Red accepted an offer from Mosley to engage a game of cards. Both vied for a chair offering the most view over the barroom and especially the swinging doors. They found a compromise before a fresh deck was opened and the first hand was dealt. After a few moments of gathering the cards and evaluating their hands, Red looked all around the establishment, looking puzzled. “Where is Kid Galley?” he said.
The Marshal too looked around. “Don’t know,” he said. “Maybe getting some new duds with his bonus money or getting a real professional cut and shave.”
“I don’t like when his sort disappears without notice,” Red said, as he threw down three cards. “How well do you know him?”
The Marshal threw down three cards. “I don’t know him at all. Picked him up for the posse and he just sorta stuck.”
“Do you mark him for a good guy or something other?”
Mosley paused to roll a smoke. “I may offer him a deputy position. Depends, I guess, on whether he’s stable and wants to be here.”
Red dealt the extra cards. “I haven’t trusted him in some way. Nothing to put a finger on. It’s just a feeling.”
“By the way,” said the Marshal. “Don’t ever try that trick with the bank again. It won’t work the second time. I won’t allow it.”
“Wouldn’t do it again, Marshal. I just skimmed off the ill-gotten part. The rest is for the regular folks’ benefit.”
“That’s kinda like splitting hairs. You ready to call?”
Red threw down some paper money. “No. I raise you this much.”
At that point, old Ed came in. He waved his money at The Swede, then hurried to the table to address the red-haired Mexican.
“Mister,” he said. “There’s a man wants to see you outside. Same one been following the Marshal around. He’s been telling everyone to clear the street.”
Red reached for his hat. “Looks like somebody got his bonus increased,” he said. “You gonna watch our cards?” he asked Mosley.
Mosley put his hand on the table, face down. “Nope,” he said. “Going to see this plays out legal, so we see who’s responsible for burying the loser.”
“I can watch the cards,” Ed volunteered.
He signaled The Swede to bring him a bottle.
Red handed the old man ten more dollars.
In the street, it was a sunny morning. No clouds had in fact been sighted around Sulfer in over two weeks. Red paused with both of his arms resting atop the swinging doors, looking out at the lone figure in the dusty street. He released the doors, then stepped out and walked out to meet him. Coming from the dim interior into the brightness of day was but a fleeting hindrance. He positioned himself to make sure stray bullets would likely play down the street, not into some likely occupied buildings.

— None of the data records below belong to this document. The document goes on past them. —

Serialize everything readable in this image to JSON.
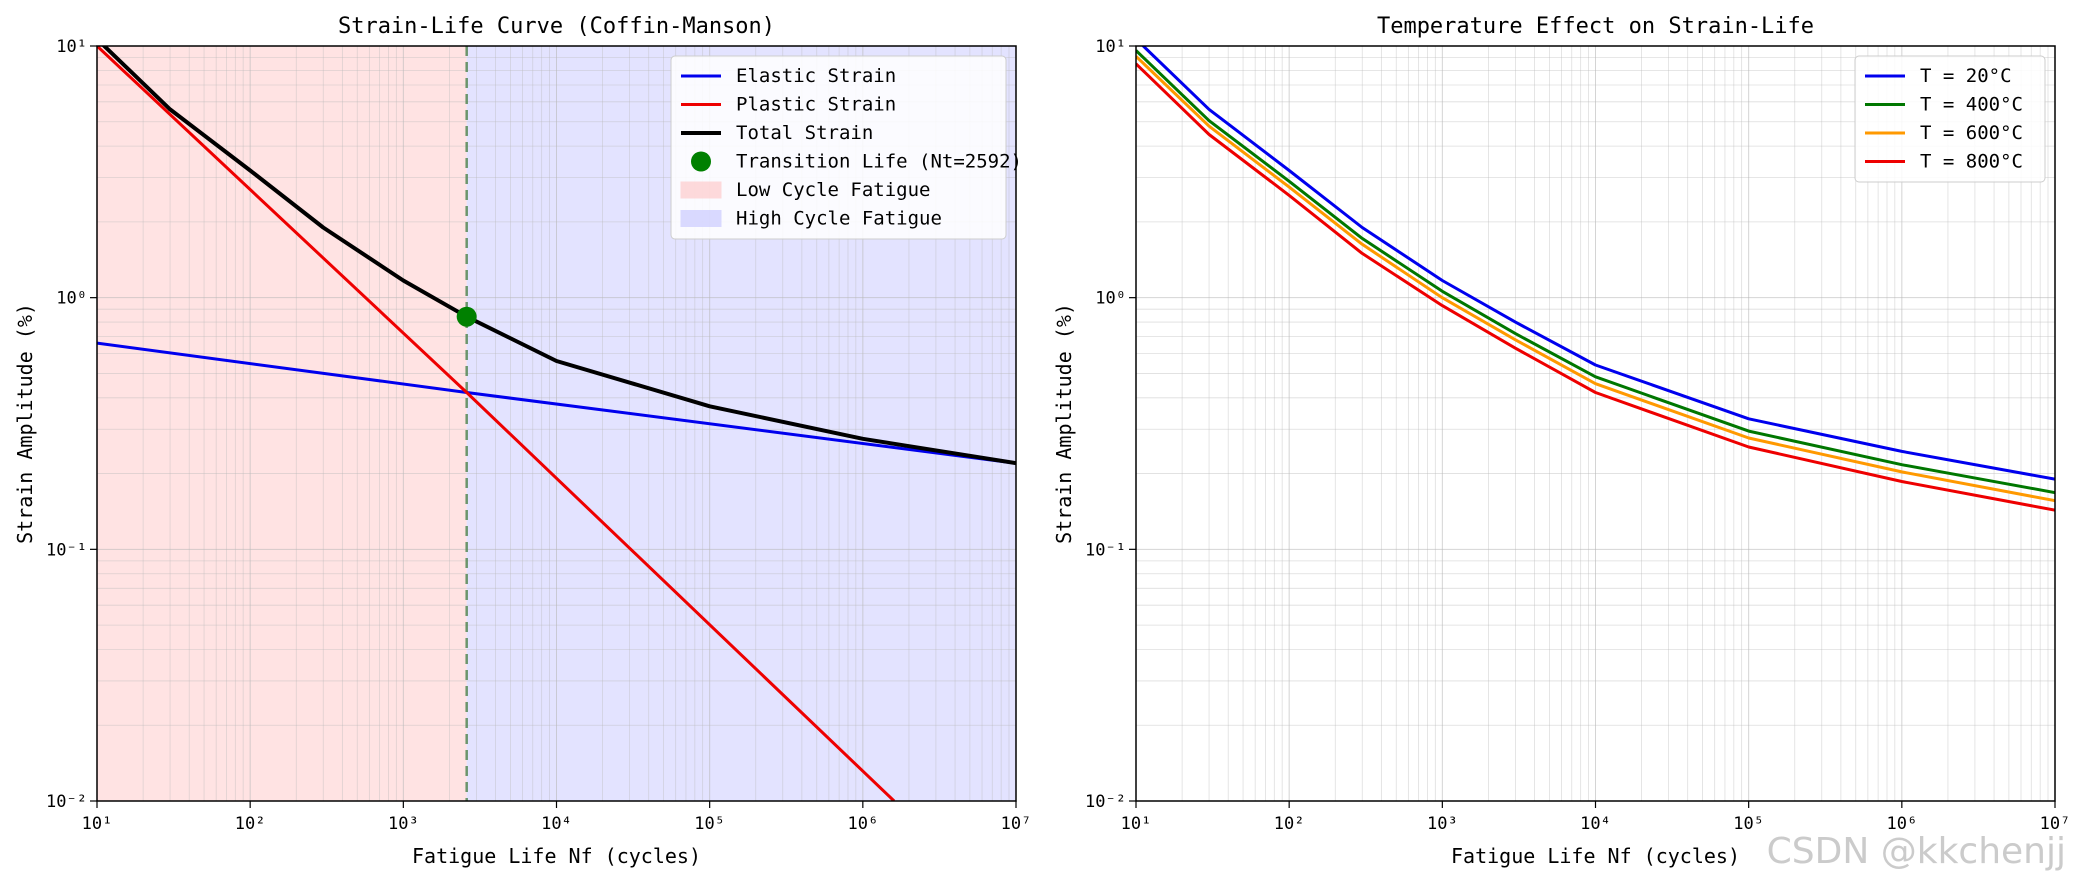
{
  "chart_data": [
    {
      "type": "line",
      "scale": "log-log",
      "title": "Strain-Life Curve (Coffin-Manson)",
      "xlabel": "Fatigue Life Nf (cycles)",
      "ylabel": "Strain Amplitude (%)",
      "xlim": [
        10,
        10000000
      ],
      "ylim": [
        0.01,
        10
      ],
      "x_ticks": [
        {
          "value": 10,
          "label": "10¹"
        },
        {
          "value": 100,
          "label": "10²"
        },
        {
          "value": 1000,
          "label": "10³"
        },
        {
          "value": 10000,
          "label": "10⁴"
        },
        {
          "value": 100000,
          "label": "10⁵"
        },
        {
          "value": 1000000,
          "label": "10⁶"
        },
        {
          "value": 10000000,
          "label": "10⁷"
        }
      ],
      "y_ticks": [
        {
          "value": 0.01,
          "label": "10⁻²"
        },
        {
          "value": 0.1,
          "label": "10⁻¹"
        },
        {
          "value": 1,
          "label": "10⁰"
        },
        {
          "value": 10,
          "label": "10¹"
        }
      ],
      "grid": true,
      "legend_position": "top-right",
      "regions": [
        {
          "name": "Low Cycle Fatigue",
          "x_from": 10,
          "x_to": 2592,
          "color": "#ffcccc"
        },
        {
          "name": "High Cycle Fatigue",
          "x_from": 2592,
          "x_to": 10000000,
          "color": "#ccccff"
        }
      ],
      "vline": {
        "x": 2592,
        "color": "#558855"
      },
      "series": [
        {
          "name": "Elastic Strain",
          "color": "#0000ee",
          "x": [
            10,
            2592,
            10000000
          ],
          "values": [
            0.66,
            0.42,
            0.22
          ]
        },
        {
          "name": "Plastic Strain",
          "color": "#ee0000",
          "x": [
            10,
            2592,
            1600000
          ],
          "values": [
            10.0,
            0.42,
            0.01
          ]
        },
        {
          "name": "Total Strain",
          "color": "#000000",
          "x": [
            10,
            30,
            100,
            300,
            1000,
            2592,
            10000,
            100000,
            1000000,
            10000000
          ],
          "values": [
            10.66,
            5.6,
            3.2,
            1.9,
            1.17,
            0.84,
            0.56,
            0.37,
            0.275,
            0.22
          ]
        }
      ],
      "points": [
        {
          "name": "Transition Life (Nt=2592)",
          "x": 2592,
          "y": 0.84,
          "color": "#008000"
        }
      ],
      "legend": [
        "Elastic Strain",
        "Plastic Strain",
        "Total Strain",
        "Transition Life (Nt=2592)",
        "Low Cycle Fatigue",
        "High Cycle Fatigue"
      ]
    },
    {
      "type": "line",
      "scale": "log-log",
      "title": "Temperature Effect on Strain-Life",
      "xlabel": "Fatigue Life Nf (cycles)",
      "ylabel": "Strain Amplitude (%)",
      "xlim": [
        10,
        10000000
      ],
      "ylim": [
        0.01,
        10
      ],
      "x_ticks": [
        {
          "value": 10,
          "label": "10¹"
        },
        {
          "value": 100,
          "label": "10²"
        },
        {
          "value": 1000,
          "label": "10³"
        },
        {
          "value": 10000,
          "label": "10⁴"
        },
        {
          "value": 100000,
          "label": "10⁵"
        },
        {
          "value": 1000000,
          "label": "10⁶"
        },
        {
          "value": 10000000,
          "label": "10⁷"
        }
      ],
      "y_ticks": [
        {
          "value": 0.01,
          "label": "10⁻²"
        },
        {
          "value": 0.1,
          "label": "10⁻¹"
        },
        {
          "value": 1,
          "label": "10⁰"
        },
        {
          "value": 10,
          "label": "10¹"
        }
      ],
      "grid": true,
      "legend_position": "top-right",
      "series": [
        {
          "name": "T = 20°C",
          "color": "#0000ee",
          "x": [
            10,
            30,
            100,
            300,
            1000,
            3000,
            10000,
            100000,
            1000000,
            10000000
          ],
          "values": [
            10.66,
            5.6,
            3.2,
            1.9,
            1.17,
            0.8,
            0.54,
            0.33,
            0.245,
            0.19
          ]
        },
        {
          "name": "T = 400°C",
          "color": "#007700",
          "x": [
            10,
            30,
            100,
            300,
            1000,
            3000,
            10000,
            100000,
            1000000,
            10000000
          ],
          "values": [
            9.6,
            5.05,
            2.9,
            1.72,
            1.06,
            0.72,
            0.485,
            0.295,
            0.217,
            0.168
          ]
        },
        {
          "name": "T = 600°C",
          "color": "#ff9900",
          "x": [
            10,
            30,
            100,
            300,
            1000,
            3000,
            10000,
            100000,
            1000000,
            10000000
          ],
          "values": [
            9.1,
            4.8,
            2.75,
            1.63,
            1.0,
            0.68,
            0.455,
            0.277,
            0.203,
            0.156
          ]
        },
        {
          "name": "T = 800°C",
          "color": "#ee0000",
          "x": [
            10,
            30,
            100,
            300,
            1000,
            3000,
            10000,
            100000,
            1000000,
            10000000
          ],
          "values": [
            8.5,
            4.45,
            2.55,
            1.5,
            0.93,
            0.63,
            0.42,
            0.255,
            0.186,
            0.143
          ]
        }
      ],
      "legend": [
        "T = 20°C",
        "T = 400°C",
        "T = 600°C",
        "T = 800°C"
      ]
    }
  ],
  "watermark": "CSDN @kkchenjj"
}
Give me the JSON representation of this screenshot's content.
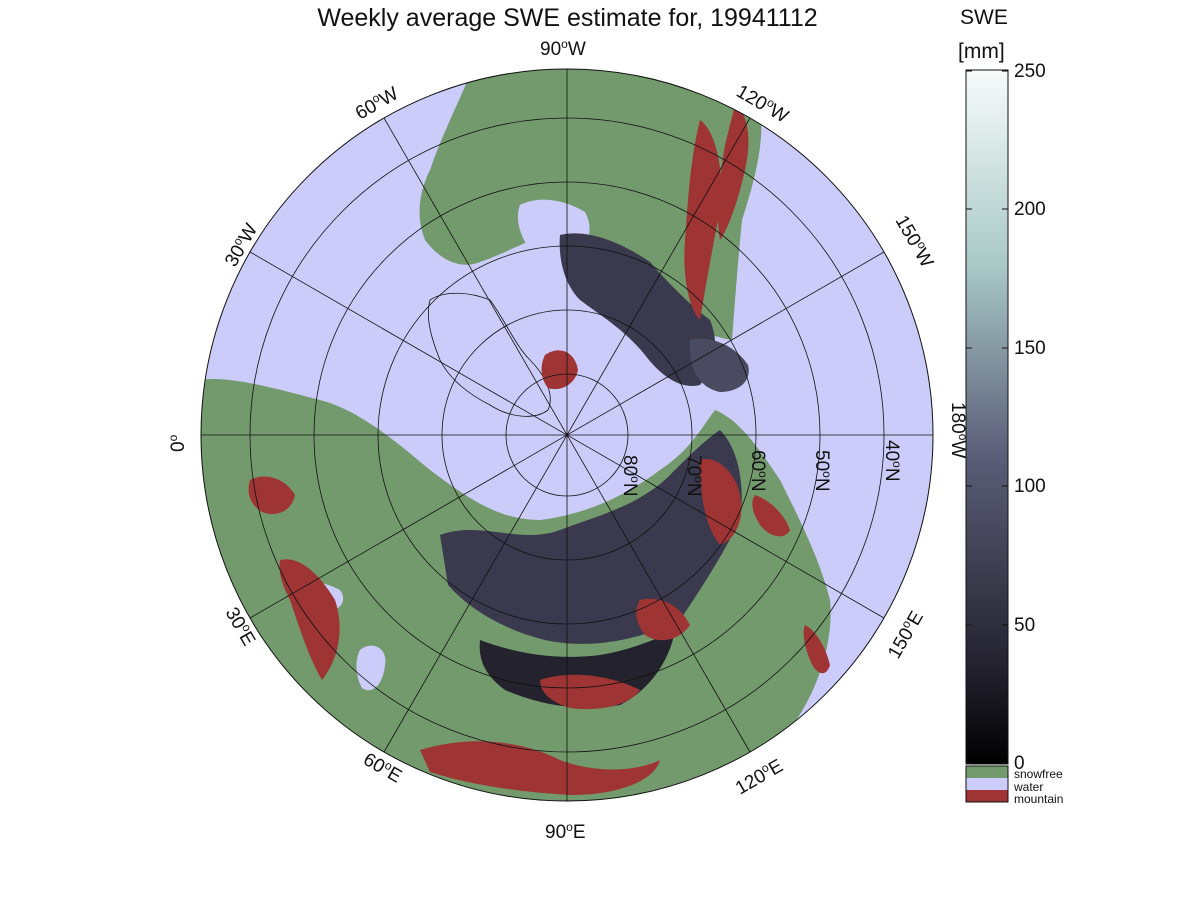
{
  "title": "Weekly average SWE estimate for, 19941112",
  "colorbar": {
    "title_line1": "SWE",
    "title_line2": "[mm]",
    "ticks": [
      "250",
      "200",
      "150",
      "100",
      "50",
      "0"
    ],
    "range": [
      0,
      250
    ],
    "colors": {
      "top": "#f7fbfa",
      "upper": "#a9c9c6",
      "mid": "#5c5f78",
      "lower": "#262431",
      "bottom": "#000000"
    }
  },
  "legend": [
    {
      "label": "snowfree",
      "color": "#739a6d"
    },
    {
      "label": "water",
      "color": "#ccccfb"
    },
    {
      "label": "mountain",
      "color": "#9e3434"
    }
  ],
  "longitude_labels": [
    {
      "base": "90",
      "deg": "o",
      "dir": "W"
    },
    {
      "base": "60",
      "deg": "o",
      "dir": "W"
    },
    {
      "base": "120",
      "deg": "o",
      "dir": "W"
    },
    {
      "base": "30",
      "deg": "o",
      "dir": "W"
    },
    {
      "base": "150",
      "deg": "o",
      "dir": "W"
    },
    {
      "base": "0",
      "deg": "o",
      "dir": ""
    },
    {
      "base": "180",
      "deg": "o",
      "dir": "W"
    },
    {
      "base": "30",
      "deg": "o",
      "dir": "E"
    },
    {
      "base": "150",
      "deg": "o",
      "dir": "E"
    },
    {
      "base": "60",
      "deg": "o",
      "dir": "E"
    },
    {
      "base": "120",
      "deg": "o",
      "dir": "E"
    },
    {
      "base": "90",
      "deg": "o",
      "dir": "E"
    }
  ],
  "latitude_labels": [
    {
      "base": "80",
      "deg": "o",
      "dir": "N"
    },
    {
      "base": "70",
      "deg": "o",
      "dir": "N"
    },
    {
      "base": "60",
      "deg": "o",
      "dir": "N"
    },
    {
      "base": "50",
      "deg": "o",
      "dir": "N"
    },
    {
      "base": "40",
      "deg": "o",
      "dir": "N"
    }
  ]
}
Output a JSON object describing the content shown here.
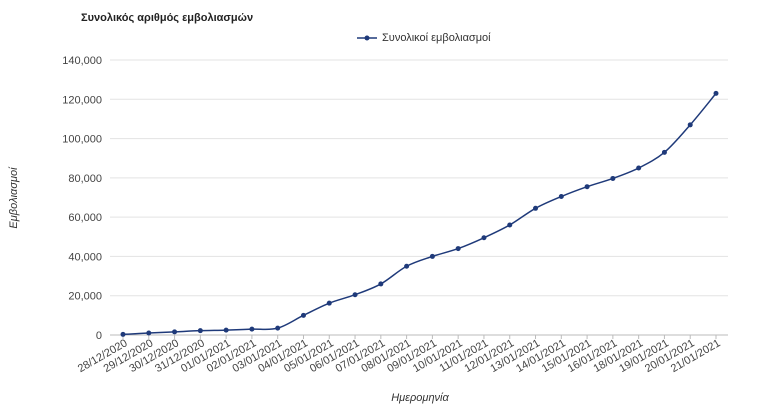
{
  "chart_data": {
    "type": "line",
    "title": "Συνολικός αριθμός εμβολιασμών",
    "xlabel": "Ημερομηνία",
    "ylabel": "Εμβολιασμοί",
    "ylim": [
      0,
      140000
    ],
    "yticks": [
      "0",
      "20,000",
      "40,000",
      "60,000",
      "80,000",
      "100,000",
      "120,000",
      "140,000"
    ],
    "grid": true,
    "legend_position": "top-center",
    "categories": [
      "28/12/2020",
      "29/12/2020",
      "30/12/2020",
      "31/12/2020",
      "01/01/2021",
      "02/01/2021",
      "03/01/2021",
      "04/01/2021",
      "05/01/2021",
      "06/01/2021",
      "07/01/2021",
      "08/01/2021",
      "09/01/2021",
      "10/01/2021",
      "11/01/2021",
      "12/01/2021",
      "13/01/2021",
      "14/01/2021",
      "15/01/2021",
      "16/01/2021",
      "18/01/2021",
      "19/01/2021",
      "20/01/2021",
      "21/01/2021"
    ],
    "series": [
      {
        "name": "Συνολικοί εμβολιασμοί",
        "color": "#1f3a7a",
        "values": [
          300,
          1000,
          1600,
          2200,
          2500,
          3000,
          3500,
          10000,
          16200,
          20500,
          26000,
          35000,
          40000,
          44000,
          49500,
          56000,
          64500,
          70500,
          75500,
          79700,
          85000,
          93000,
          107000,
          123000
        ]
      }
    ]
  }
}
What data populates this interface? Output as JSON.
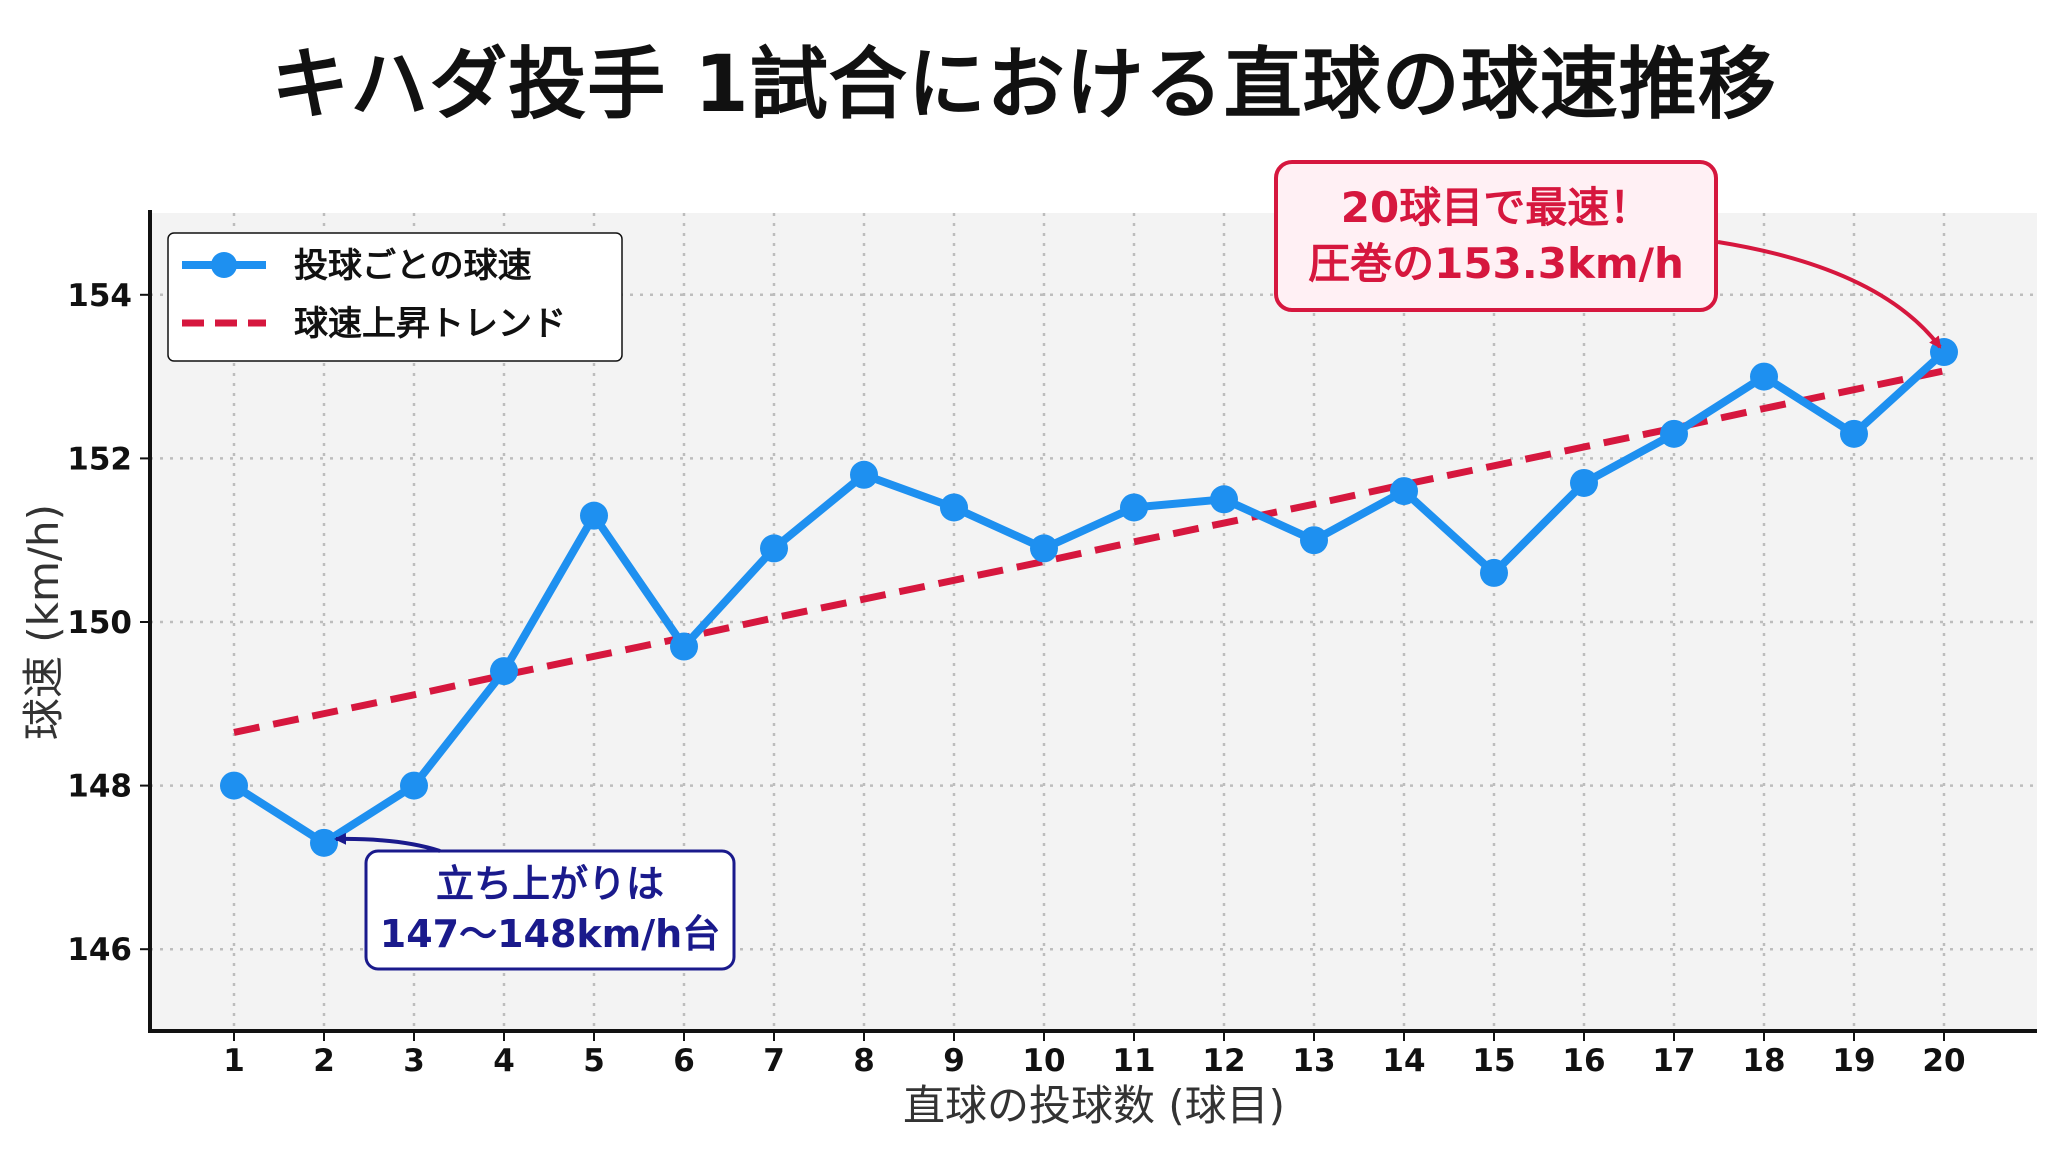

No words were to be spoken between them.
The Marshal looked on, shaking his head at the wastefulness of such a duel.
The contest was short and swift. The kid made his move and cleared leather before Red’s bullets tore into his flesh. The Kid brought his 44. up and fired two bullets that tore holes in the loose fold of Red’s shirt, traveling on to an unknown destination.
Red had presented a bouquet of lead into the Kid’s heart. He turned to the Marshal. “Do I owe anything for the burial?”
“No. You’re good.”
“If it’s all the same to you, Marshal, I don’t feel like playing any more cards,” Red allowed, sadly. “I don’t feel happy here anymore. Think I will be riding on.”
“I’ve enjoyed your company, but I think that’s best,” the Marshal said. “Will you shake my hand, mister?”
“Of course I will,” Red readily said.
“Then,” the Marshal added, “I’m going to go sock a banker.”